On our first date, I explained to my husband that I was recovering from trauma that would affect me my whole life and that I never wanted to be pregnant or have any more children. He shared with me that he always wanted two children of his own and hoped that if our relationship progressed that I would change my mind...

Flash forward two years into our marriage and he's badgered and worn me down enough to agree to give him a child of his own. An idea that would prove to be a mistake on my part.

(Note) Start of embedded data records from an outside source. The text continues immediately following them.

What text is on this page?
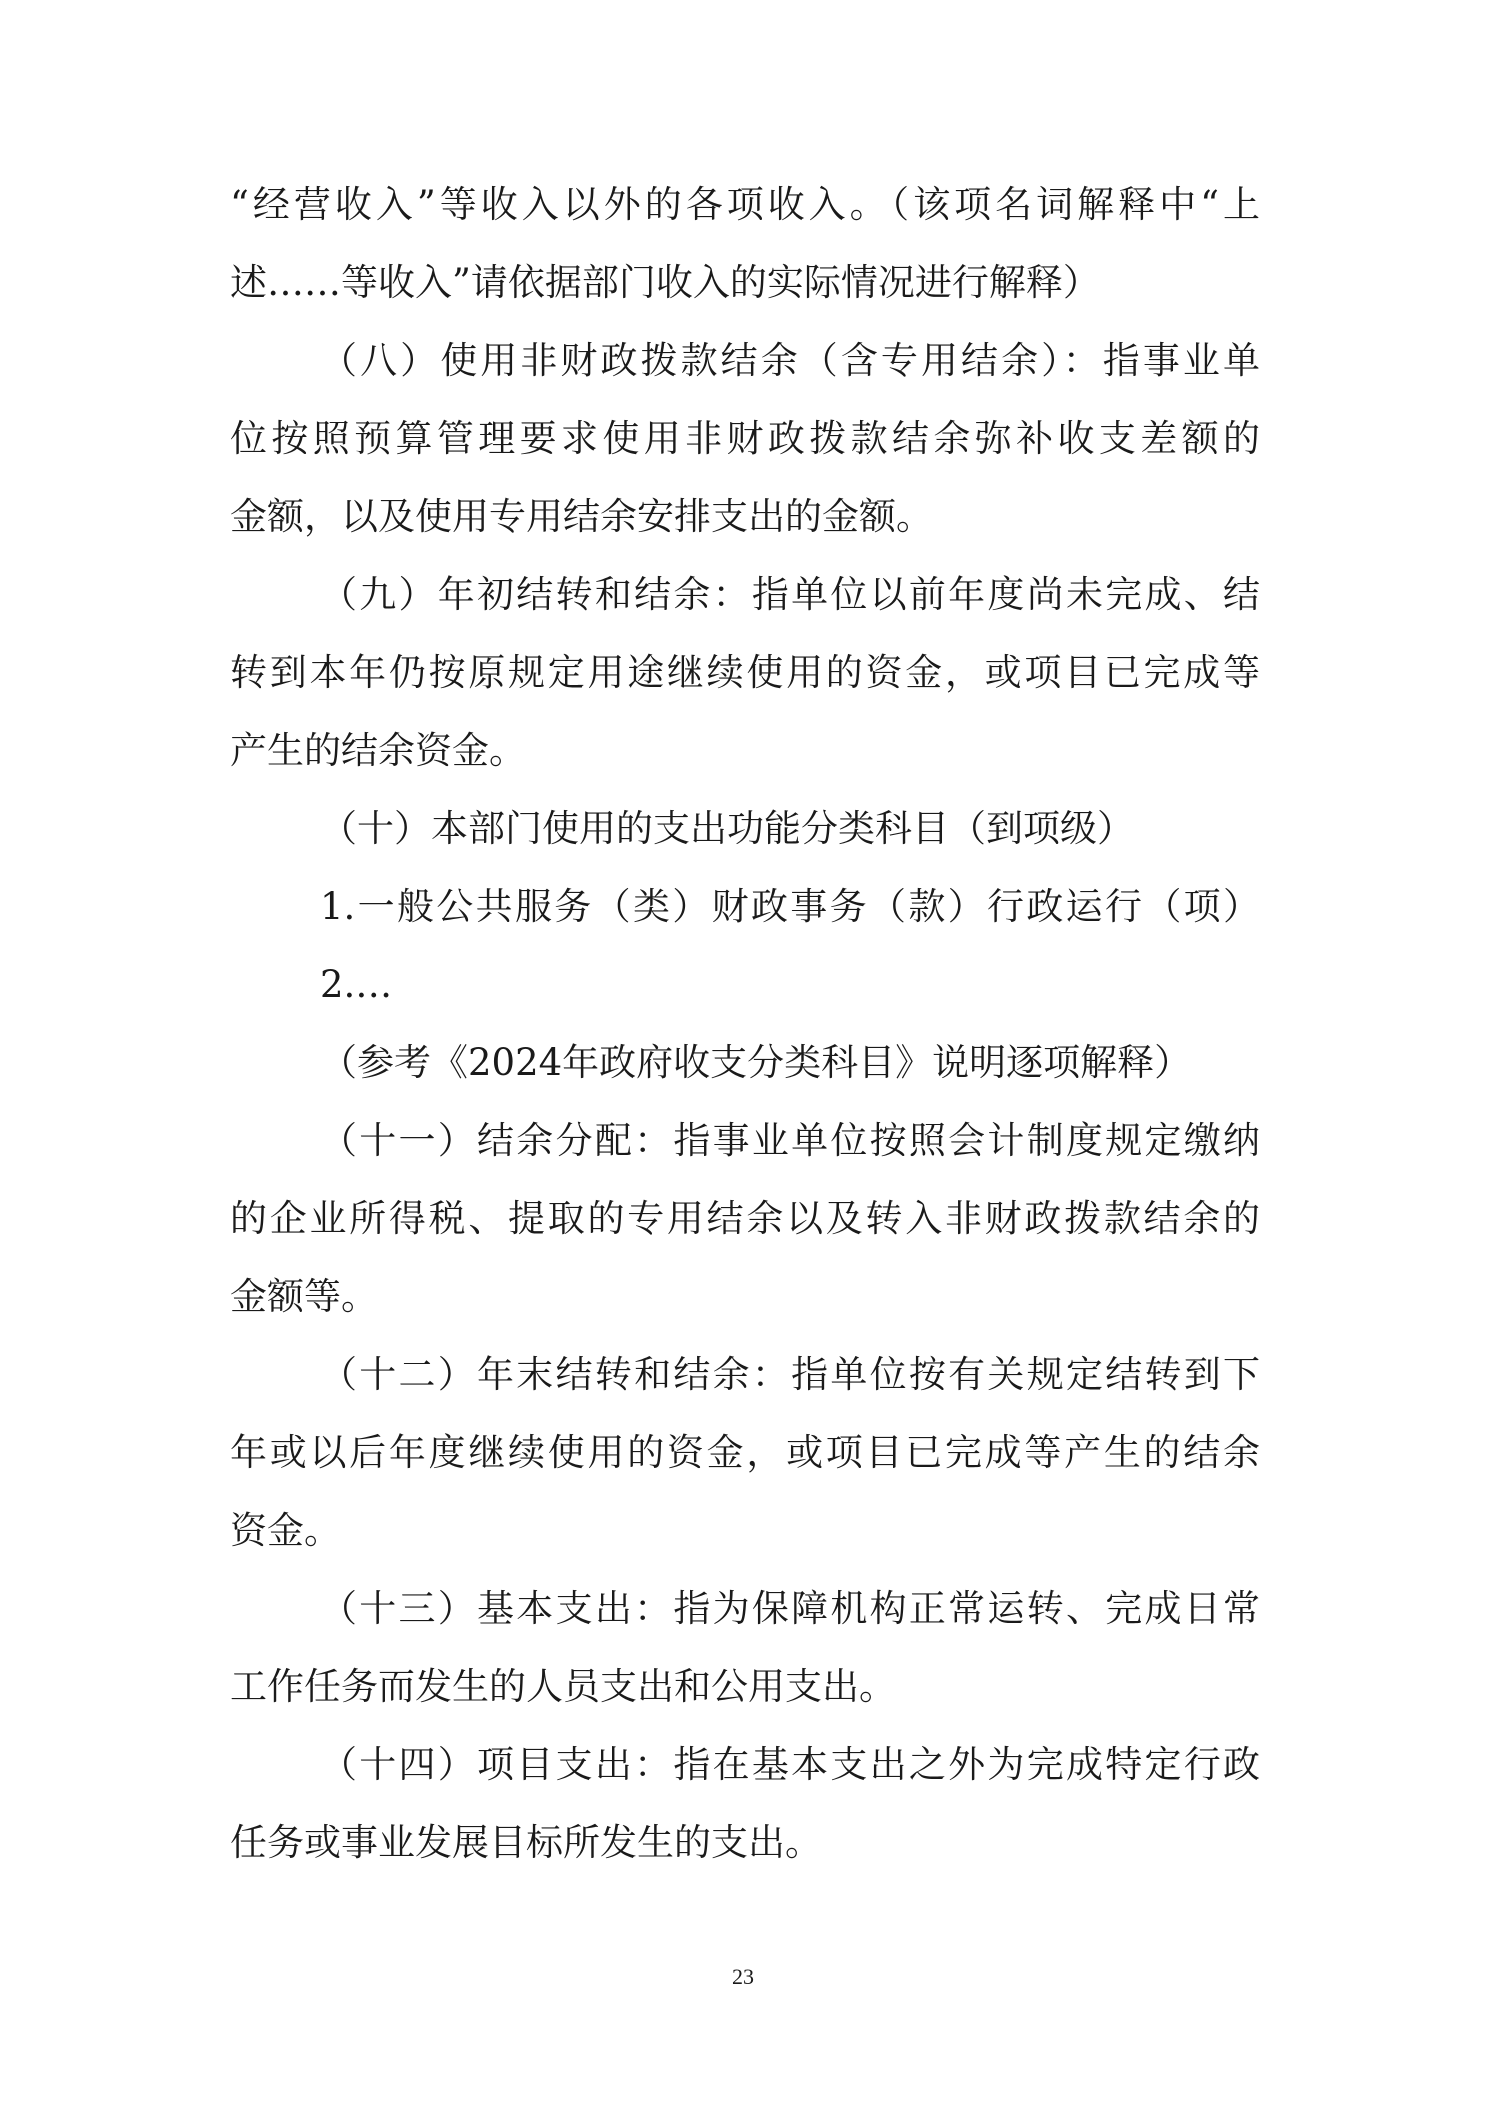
“经营收入”等收入以外的各项收入。（该项名词解释中“上
述……等收入”请依据部门收入的实际情况进行解释）
（八）使用非财政拨款结余（含专用结余）：指事业单
位按照预算管理要求使用非财政拨款结余弥补收支差额的
金额，以及使用专用结余安排支出的金额。
（九）年初结转和结余：指单位以前年度尚未完成、结
转到本年仍按原规定用途继续使用的资金，或项目已完成等
产生的结余资金。
（十）本部门使用的支出功能分类科目（到项级）
1.一般公共服务（类）财政事务（款）行政运行（项）
2.…
（参考《2024年政府收支分类科目》说明逐项解释）
（十一）结余分配：指事业单位按照会计制度规定缴纳
的企业所得税、提取的专用结余以及转入非财政拨款结余的
金额等。
（十二）年末结转和结余：指单位按有关规定结转到下
年或以后年度继续使用的资金，或项目已完成等产生的结余
资金。
（十三）基本支出：指为保障机构正常运转、完成日常
工作任务而发生的人员支出和公用支出。
（十四）项目支出：指在基本支出之外为完成特定行政
任务或事业发展目标所发生的支出。
23
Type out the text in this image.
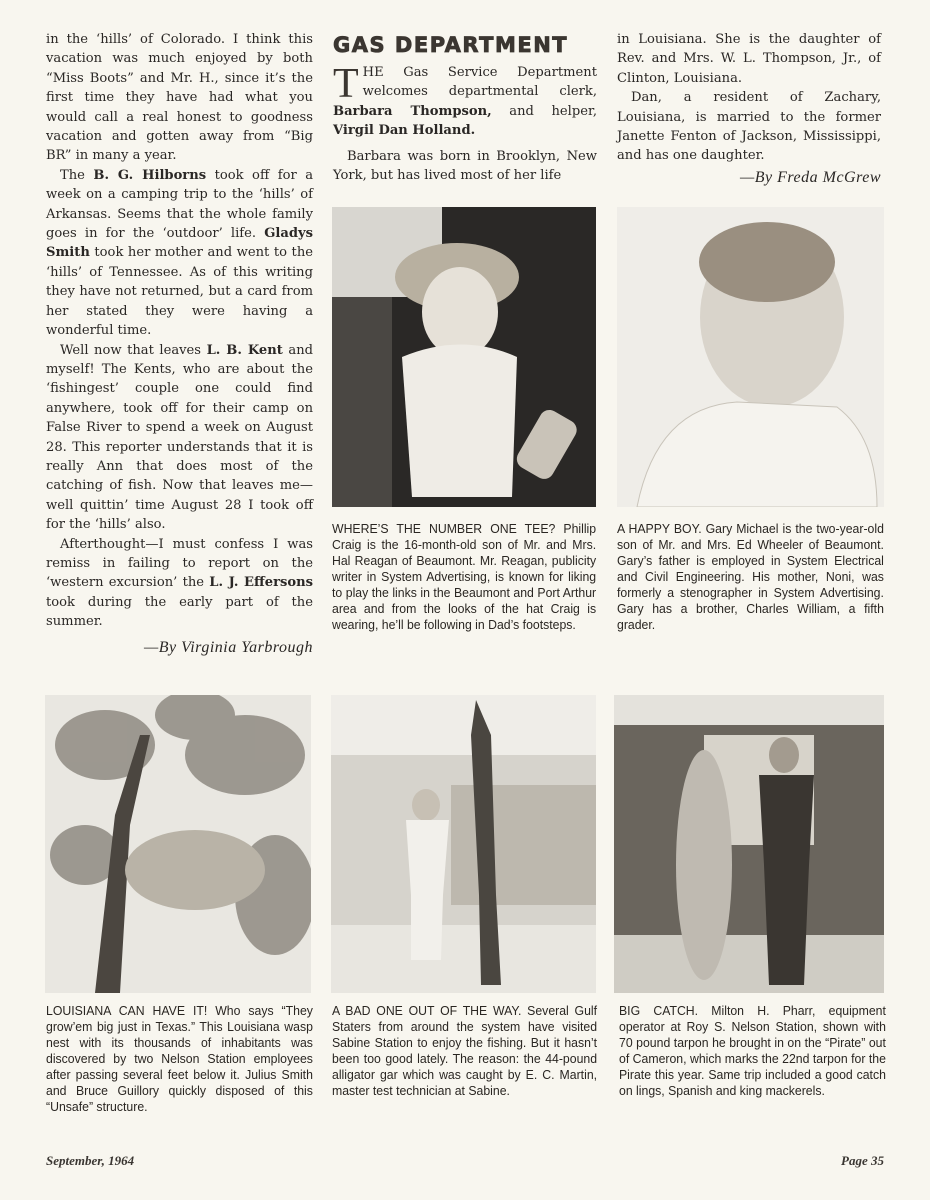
in the ‘hills’ of Colorado. I think this vacation was much enjoyed by both “Miss Boots” and Mr. H., since it’s the first time they have had what you would call a real honest to goodness vacation and gotten away from “Big BR” in many a year.

The B. G. Hilborns took off for a week on a camping trip to the ‘hills’ of Arkansas. Seems that the whole family goes in for the ‘outdoor’ life. Gladys Smith took her mother and went to the ‘hills’ of Tennessee. As of this writing they have not returned, but a card from her stated they were having a wonderful time.

Well now that leaves L. B. Kent and myself! The Kents, who are about the ‘fishingest’ couple one could find anywhere, took off for their camp on False River to spend a week on August 28. This reporter understands that it is really Ann that does most of the catching of fish. Now that leaves me—well quittin’ time August 28 I took off for the ‘hills’ also.

Afterthought—I must confess I was remiss in failing to report on the ‘western excursion’ the L. J. Effersons took during the early part of the summer.

—By Virginia Yarbrough
GAS DEPARTMENT

THE Gas Service Department welcomes departmental clerk, Barbara Thompson, and helper, Virgil Dan Holland.

Barbara was born in Brooklyn, New York, but has lived most of her life

in Louisiana. She is the daughter of Rev. and Mrs. W. L. Thompson, Jr., of Clinton, Louisiana.

Dan, a resident of Zachary, Louisiana, is married to the former Janette Fenton of Jackson, Mississippi, and has one daughter.

—By Freda McGrew
WHERE’S THE NUMBER ONE TEE? Phillip Craig is the 16-month-old son of Mr. and Mrs. Hal Reagan of Beaumont. Mr. Reagan, publicity writer in System Advertising, is known for liking to play the links in the Beaumont and Port Arthur area and from the looks of the hat Craig is wearing, he’ll be following in Dad’s footsteps.
A HAPPY BOY. Gary Michael is the two-year-old son of Mr. and Mrs. Ed Wheeler of Beaumont. Gary’s father is employed in System Electrical and Civil Engineering. His mother, Noni, was formerly a stenographer in System Advertising. Gary has a brother, Charles William, a fifth grader.
LOUISIANA CAN HAVE IT! Who says “They grow’em big just in Texas.” This Louisiana wasp nest with its thousands of inhabitants was discovered by two Nelson Station employees after passing several feet below it. Julius Smith and Bruce Guillory quickly disposed of this “Unsafe” structure.
A BAD ONE OUT OF THE WAY. Several Gulf Staters from around the system have visited Sabine Station to enjoy the fishing. But it hasn’t been too good lately. The reason: the 44-pound alligator gar which was caught by E. C. Martin, master test technician at Sabine.
BIG CATCH. Milton H. Pharr, equipment operator at Roy S. Nelson Station, shown with 70 pound tarpon he brought in on the “Pirate” out of Cameron, which marks the 22nd tarpon for the Pirate this year. Same trip included a good catch on lings, Spanish and king mackerels.
September, 1964	Page 35
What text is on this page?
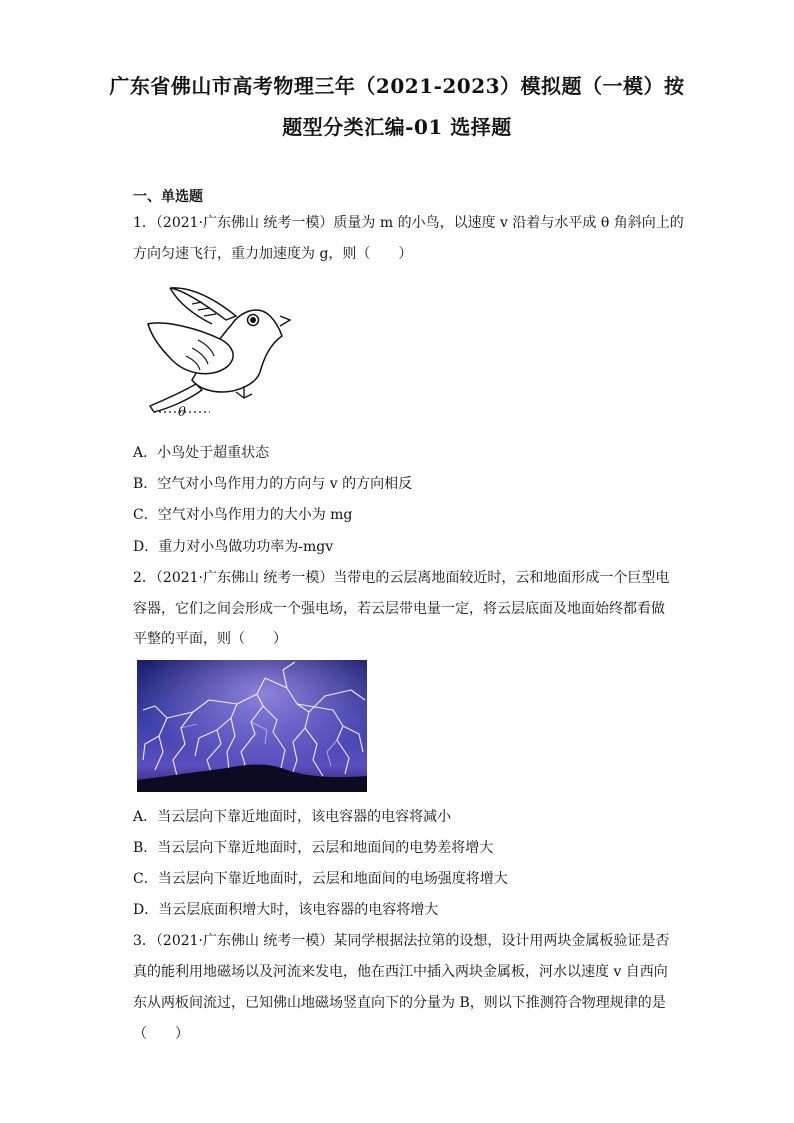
广东省佛山市高考物理三年（2021-2023）模拟题（一模）按
题型分类汇编-01 选择题
一、单选题
1．（2021·广东佛山 统考一模）质量为 m 的小鸟，以速度 v 沿着与水平成 θ 角斜向上的
方向匀速飞行，重力加速度为 g，则（　　）
θ
A．小鸟处于超重状态
B．空气对小鸟作用力的方向与 v 的方向相反
C．空气对小鸟作用力的大小为 mg
D．重力对小鸟做功功率为-mgv
2．（2021·广东佛山 统考一模）当带电的云层离地面较近时，云和地面形成一个巨型电
容器，它们之间会形成一个强电场，若云层带电量一定，将云层底面及地面始终都看做
平整的平面，则（　　）
A．当云层向下靠近地面时，该电容器的电容将减小
B．当云层向下靠近地面时，云层和地面间的电势差将增大
C．当云层向下靠近地面时，云层和地面间的电场强度将增大
D．当云层底面积增大时，该电容器的电容将增大
3．（2021·广东佛山 统考一模）某同学根据法拉第的设想，设计用两块金属板验证是否
真的能利用地磁场以及河流来发电，他在西江中插入两块金属板，河水以速度 v 自西向
东从两板间流过，已知佛山地磁场竖直向下的分量为 B，则以下推测符合物理规律的是
（　　）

Of course I love my youngest son, I love all of my children desperately, but children ARE a burden of responsibility and every ounce of that responsibility has fallen on ME. 😧

One of the things my husband and I have in common is our zest for life and nature and outdoor sports and activities... Having more children has completely robbed me of this part of my identity, as every activity we've taken part in since baby number three, has involved me hiking a heavy baby to a beautiful spot in nature where I sit and babysit while my husband then spends the next hour or so playing, climbing, jumping, swimming, exploring, and having fun. Once it's time to go, he'll ask me if I want to do anything quick before we leave...while he and anyone else we came with are already drying off and getting dressed. But, if I do, he'll complain 5 mins in that I should come back and get our son 😦😟

This was our entire summer last year. This year, having allowed myself to get knocked up again, I'll spend the first half of summer recovering from pregnancy and childbirth. Leaving no time to reclaim my body, strength, and/or ability to enjoy physically demanding summer activities. Not to mention now having TWO babies under two years old that require physical attention. And being across the country from anyone we know, knew, or are related to.

When I bring up to husband how unfair I feel this is to me, how I feel about being robbed of my youth and identity, how burdened and lost I feel under the weight of being no more than a pack along nanny to his escapades, the building resentment of it all... he immediately accuses me of not loving my children, then threatens to quit his career and force me to support the family so that he "can" stay home and care for the kids full time. And at some point, will generally throw in accusations of expecting me to hand his children over to Child Services someday. ☹

I'm so lost and so worried. I know that this next baby will fall completely on me as well and that he expects this to be the normal, and that my complaints are an issue and a sign of a personal problem.

When he asks "what do you want to see happen?" and I respond that I'd like him to take some responsibility, that I expect him to share the burden, it just loops the conversation back to him making accusations and threats.

I really need some help here. Don't know what to do.